Tributes have been paid to poet Matthew Sweeney, who has died aged 65. The Lifford, Co Donegal-born poet, who lived in Cork, had motor neurone disease.
He had launched his most recent collection of poetry, My Life as a Painter, in April at the Cork World Book Fest.
He was a member of Aosdána, which honours outstanding contributions to the creative arts.
A prolific writer, he had published numerous collections of poetry, including Inquisition Lane (2015) and Horse Music (2013).
Other collections included The Night Post: A Selection (Salt, 2010) and Black Moon (Jonathan Cape, 2007), which was shortlisted for both the TS Eliot Prize and for The Irish Times Poetry Now Award.
Satirical thriller
He also co-wrote a satirical thriller, Death Comes for the Poets (2012), set in the world of contemporary poetry, along with English poet John Hartley Williams.
He moved to Cork after living in London, Berlin and Timisoara in Romania. A graduate of the Polytechnic of North London and the University of Freiburg, he was writer in residence at UCC from 2012-2013.

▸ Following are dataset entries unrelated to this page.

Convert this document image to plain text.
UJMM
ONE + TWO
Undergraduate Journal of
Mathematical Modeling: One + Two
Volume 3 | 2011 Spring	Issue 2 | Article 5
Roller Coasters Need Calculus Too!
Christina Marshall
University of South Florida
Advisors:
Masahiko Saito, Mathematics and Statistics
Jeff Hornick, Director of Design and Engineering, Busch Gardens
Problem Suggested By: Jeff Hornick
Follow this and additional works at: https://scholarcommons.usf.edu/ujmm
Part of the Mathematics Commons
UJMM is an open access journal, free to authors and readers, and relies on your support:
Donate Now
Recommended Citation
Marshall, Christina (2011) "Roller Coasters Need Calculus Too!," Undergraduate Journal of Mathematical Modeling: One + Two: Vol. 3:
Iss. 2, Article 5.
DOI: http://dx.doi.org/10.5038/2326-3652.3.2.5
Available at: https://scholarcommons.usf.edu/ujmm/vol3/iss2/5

Poet Theo Dorgan described him as "one of the finest poets of his generation, a craftsman of the highest achievement, with a distinct music all his own".
“More than this, though, and from the start, he had the courage of his own idiosyncratic sensibility; nobody now writing has Matthew’s gift for employing the language and images of fable to such dark and unsettling effect, ringing the changes from tenderness to dark comedy with such power and verve.”
Dorgan said that “with book-length translations into German, Dutch, Latvian, Slovakian, Romanian and Mexican Spanish, he reached deep into cultures not his own – a counterpoint, I should say, to his own enduring and sustained work as a gifted and respected translator.
“Always, he was determined to place his poetry in the largest possible context. Matthew was a kind and witty man, a good and helpful friend to young poets, a stalwart colleague and, faced with a terminal diagnosis, brave and true to the end.”
Poet Gerry Murphy said "poetry was his whole life. I used to meet him once a week for lunch. We'd give out about editors, especially people who had turned us down.
‘Really annoyed’
“I’d get annoyed, but Matthew would get really annoyed. He’d be banging the table and people would be thinking ‘They’re having a right row’. I would have great fun with him.”
In an interview earlier this year with the Irish Examiner, he was asked what would his legacy be. He said: “Mostly what awaits the poet is posthumous oblivion. Maybe there will be a young man in Hamburg, or Munich, or possibly Vienna, for whom my German translations will be for a while important – and might just contribute to him becoming a German language poet with Irish leanings.
“Certainly one thing that’s pleased me in recent years was a suggestion in a review of my last book that I may be responsible for some younger poets venturing into the weird, more surreal zone. That would be something.”